Amongst the Germans there was not less agitation, from hopes of victory, greediness of spoil, and the opposite counsels of their leaders. Arminius proposed "to let the Romans march off, and to beset them in their march, when engaged in bogs and fastnesses." The advice of Inguiomerus was fiercer, and thence by the Barbarians more applauded: he declared "for forcing the camp, for that the victory would be quick, there would be more captives, and entire plunder." As soon, therefore, as it was light, they rushed out upon the camp, cast hurdles into the ditch, attacked and grappled the palisade.

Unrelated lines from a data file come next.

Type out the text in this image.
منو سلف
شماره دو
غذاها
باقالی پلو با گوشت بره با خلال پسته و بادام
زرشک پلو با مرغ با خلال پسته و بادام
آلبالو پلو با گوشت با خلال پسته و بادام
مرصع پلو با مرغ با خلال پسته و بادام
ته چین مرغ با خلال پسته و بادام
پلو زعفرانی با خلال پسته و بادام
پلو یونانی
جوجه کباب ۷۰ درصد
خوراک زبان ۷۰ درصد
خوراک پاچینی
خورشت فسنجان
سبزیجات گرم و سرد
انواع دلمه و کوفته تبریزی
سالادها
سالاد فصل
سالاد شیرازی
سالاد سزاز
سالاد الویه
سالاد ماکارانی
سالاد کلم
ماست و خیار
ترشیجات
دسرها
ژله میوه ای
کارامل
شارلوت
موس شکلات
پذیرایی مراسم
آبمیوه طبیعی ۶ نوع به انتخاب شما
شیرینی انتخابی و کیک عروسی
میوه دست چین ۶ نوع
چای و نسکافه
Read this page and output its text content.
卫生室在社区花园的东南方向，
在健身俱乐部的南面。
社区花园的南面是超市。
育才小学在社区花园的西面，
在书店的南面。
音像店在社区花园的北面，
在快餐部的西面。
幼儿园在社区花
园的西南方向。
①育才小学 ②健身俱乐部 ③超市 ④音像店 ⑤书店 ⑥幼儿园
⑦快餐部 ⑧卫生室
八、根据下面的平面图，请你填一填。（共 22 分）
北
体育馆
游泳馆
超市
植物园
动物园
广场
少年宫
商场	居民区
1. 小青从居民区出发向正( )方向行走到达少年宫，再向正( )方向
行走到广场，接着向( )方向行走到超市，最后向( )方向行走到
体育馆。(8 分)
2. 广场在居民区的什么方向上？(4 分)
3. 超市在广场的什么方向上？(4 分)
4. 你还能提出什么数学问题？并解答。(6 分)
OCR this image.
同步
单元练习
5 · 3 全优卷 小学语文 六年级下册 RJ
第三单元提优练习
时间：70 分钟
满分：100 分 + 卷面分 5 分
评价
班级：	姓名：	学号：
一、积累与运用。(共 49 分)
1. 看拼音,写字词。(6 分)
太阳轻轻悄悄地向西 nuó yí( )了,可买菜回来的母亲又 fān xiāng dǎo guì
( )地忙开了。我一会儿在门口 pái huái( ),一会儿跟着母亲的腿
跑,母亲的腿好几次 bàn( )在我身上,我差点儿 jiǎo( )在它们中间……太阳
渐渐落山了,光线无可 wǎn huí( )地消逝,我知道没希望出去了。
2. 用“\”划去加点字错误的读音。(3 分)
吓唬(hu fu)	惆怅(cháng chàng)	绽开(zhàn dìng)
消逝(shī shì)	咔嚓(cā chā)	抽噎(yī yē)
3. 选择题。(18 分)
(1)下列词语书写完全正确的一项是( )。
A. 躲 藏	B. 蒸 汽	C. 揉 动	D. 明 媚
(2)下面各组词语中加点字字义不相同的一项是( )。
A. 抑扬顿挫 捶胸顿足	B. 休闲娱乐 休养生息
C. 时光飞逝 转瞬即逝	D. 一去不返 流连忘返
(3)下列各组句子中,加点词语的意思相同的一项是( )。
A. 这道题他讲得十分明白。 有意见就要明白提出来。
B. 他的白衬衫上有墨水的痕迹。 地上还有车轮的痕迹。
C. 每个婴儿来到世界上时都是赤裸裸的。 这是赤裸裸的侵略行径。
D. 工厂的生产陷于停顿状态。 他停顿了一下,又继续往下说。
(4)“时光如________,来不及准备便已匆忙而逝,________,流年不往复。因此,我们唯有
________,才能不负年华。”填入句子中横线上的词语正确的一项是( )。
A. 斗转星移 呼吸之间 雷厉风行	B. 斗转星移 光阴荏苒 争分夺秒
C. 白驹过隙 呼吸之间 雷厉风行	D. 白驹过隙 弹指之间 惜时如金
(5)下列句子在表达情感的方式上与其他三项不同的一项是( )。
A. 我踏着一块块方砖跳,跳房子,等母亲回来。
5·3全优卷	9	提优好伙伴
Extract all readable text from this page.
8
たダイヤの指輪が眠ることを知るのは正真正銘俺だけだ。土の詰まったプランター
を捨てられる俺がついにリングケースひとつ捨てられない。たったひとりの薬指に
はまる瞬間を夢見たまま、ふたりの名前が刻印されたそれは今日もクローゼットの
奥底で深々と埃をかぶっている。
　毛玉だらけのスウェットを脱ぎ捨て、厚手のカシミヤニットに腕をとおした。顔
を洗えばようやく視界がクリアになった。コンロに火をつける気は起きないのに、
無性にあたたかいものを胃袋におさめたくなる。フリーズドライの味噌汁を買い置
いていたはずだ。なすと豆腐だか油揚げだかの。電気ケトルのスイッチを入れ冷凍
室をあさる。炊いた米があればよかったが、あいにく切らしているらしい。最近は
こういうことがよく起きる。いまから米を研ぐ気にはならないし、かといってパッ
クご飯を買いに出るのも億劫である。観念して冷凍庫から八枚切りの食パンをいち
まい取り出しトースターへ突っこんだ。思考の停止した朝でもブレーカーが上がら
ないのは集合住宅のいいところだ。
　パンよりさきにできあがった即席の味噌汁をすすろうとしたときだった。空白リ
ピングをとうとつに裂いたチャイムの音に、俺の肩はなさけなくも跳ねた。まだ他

Upon it few soldiers appeared, and these seemed frozen with fear; but as the enemy was in swarms, climbing the ramparts, the signal was given to the cohorts; the cornets and trumpets sounded, and instantly, with shouts and impetuosity, they issued out and begirt the assailants. "Here are no thickets," they scornfully cried; "no bogs; but an equal field and impartial Gods." The enemy, who imagined few Romans remaining, fewer arms, and an easy conquest, were struck with the sounding trumpets, with the glittering armour; and every object of terror appeared double to them who expected none. They fell like men who, as they are void of moderation in prosperity, are also destitute of conduct in distress. Arminius forsook the fight unhurt; Inguiomerus grievously wounded; their men were slaughtered as long as day and rage lasted. In the evening the legions returned, in the same want of provisions, and with more wounds; but in victory they found all things, health, vigour, and abundance.